Disclosure may be yet another problem for many HIV-infected teenagers. We've had several young adolescent patients who don't know their diagnosis. The parents often think they're protecting their kids by not telling them, but we believe that the more the children know, the more likely they are to take an active part in their own care as they mature. We begin discussing disclosure with families when their child reaches 8-10 years of age, depending on individual maturity and intellectual capacity.

A fourth cause for concern—and possibly the greatest—comes from a recent study published by the Pediatric AIDS Clinical Trials Group, in which I participate. We found that neuropsychological function was significantly poorer among HIV-infected children, and was worse with higher viral loads. Moreover, only one measure of neuropsychological functioning improved after effective viral suppression with combination protease inhibitor therapy, and that improvement was relatively minor (Pediatrics 2005;115:380-7).
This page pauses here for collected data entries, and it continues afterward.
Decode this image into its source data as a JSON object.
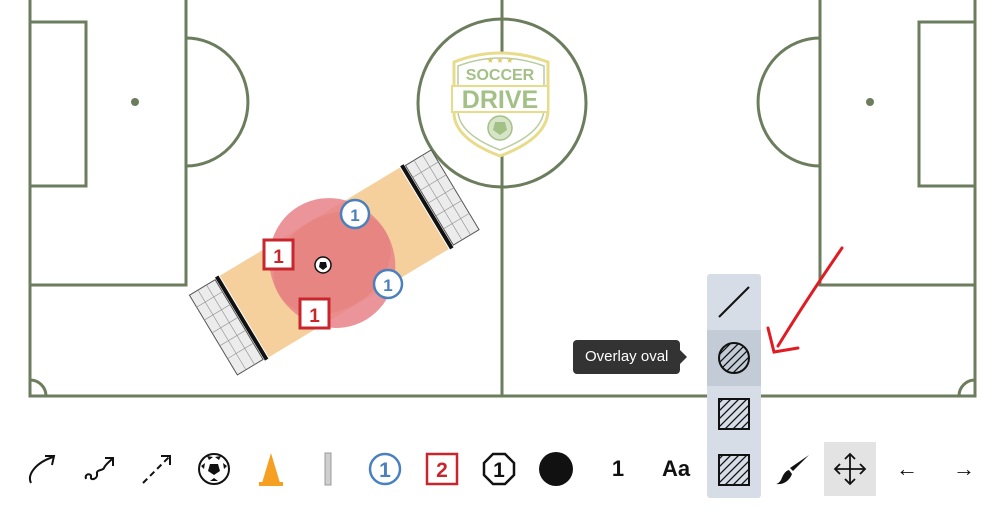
{
  "colors": {
    "pitch_line": "#6b7d5c",
    "drill_area": "#f5d09c",
    "overlay_oval": "#e8828a",
    "player_blue": "#4a80bd",
    "player_red": "#c8262c",
    "cone": "#f5a022",
    "annotation_arrow": "#e11b22",
    "menu_bg": "#d6dde6",
    "tooltip_bg": "#333333"
  },
  "logo": {
    "line1": "SOCCER",
    "line2": "DRIVE"
  },
  "players": {
    "red_1": "1",
    "red_2": "1",
    "blue_1": "1",
    "blue_2": "1"
  },
  "shape_menu": {
    "items": [
      {
        "icon": "line-icon"
      },
      {
        "icon": "overlay-oval-icon"
      },
      {
        "icon": "hatched-rectangle-icon"
      },
      {
        "icon": "hatched-square-icon"
      }
    ],
    "tooltip": "Overlay oval"
  },
  "toolbar": {
    "items": [
      {
        "icon": "curved-arrow-icon"
      },
      {
        "icon": "squiggle-arrow-icon"
      },
      {
        "icon": "dashed-arrow-icon"
      },
      {
        "icon": "soccer-ball-icon"
      },
      {
        "icon": "cone-icon"
      },
      {
        "icon": "pole-icon"
      },
      {
        "icon": "blue-player-icon",
        "label": "1"
      },
      {
        "icon": "red-player-icon",
        "label": "2"
      },
      {
        "icon": "octagon-player-icon",
        "label": "1"
      },
      {
        "icon": "black-dot-icon"
      },
      {
        "icon": "number-tool",
        "label": "1"
      },
      {
        "icon": "text-tool",
        "label": "Aa"
      },
      {
        "icon": "brush-icon"
      },
      {
        "icon": "move-icon"
      },
      {
        "icon": "undo-arrow-icon",
        "label": "←"
      },
      {
        "icon": "redo-arrow-icon",
        "label": "→"
      }
    ]
  }
}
While it had been previously recognized that HIV-infected children have cognitive and behavioral difficulties, this is the first time it has been looked at with regard to response to HAART therapy. Although the correlation with viral load suggests the problem is disease related, we have not yet determined the relative contributions of disease, treatment, and the often adverse socioeconomic environments these children live in.
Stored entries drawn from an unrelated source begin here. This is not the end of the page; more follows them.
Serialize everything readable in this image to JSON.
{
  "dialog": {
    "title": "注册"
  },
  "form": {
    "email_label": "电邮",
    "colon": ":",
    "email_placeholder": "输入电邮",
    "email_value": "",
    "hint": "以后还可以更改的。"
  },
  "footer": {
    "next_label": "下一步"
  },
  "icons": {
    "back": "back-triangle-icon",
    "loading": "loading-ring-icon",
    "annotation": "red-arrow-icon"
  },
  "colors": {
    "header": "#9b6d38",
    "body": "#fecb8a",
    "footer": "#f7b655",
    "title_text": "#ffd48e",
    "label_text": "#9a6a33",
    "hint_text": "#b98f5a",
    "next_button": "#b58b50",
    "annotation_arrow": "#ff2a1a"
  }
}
We must continue to search for better and safer approaches to preventing vertical transmission. Currently, we give antiretrovirals as early as the second trimester, continue them through labor and delivery, and in the newborn for up to 6 weeks. With all the new drugs that are being introduced, we must be certain that the therapies we're delivering are safe. Now that 98%-99% of these children won't have HIV, we have to make sure they don't have toxicity from the medications, either.

We need to find safer regimens without losing what we've accomplished in preventing vertical transmission, which is in my mind the biggest accomplishment in the prevention of HIV to date.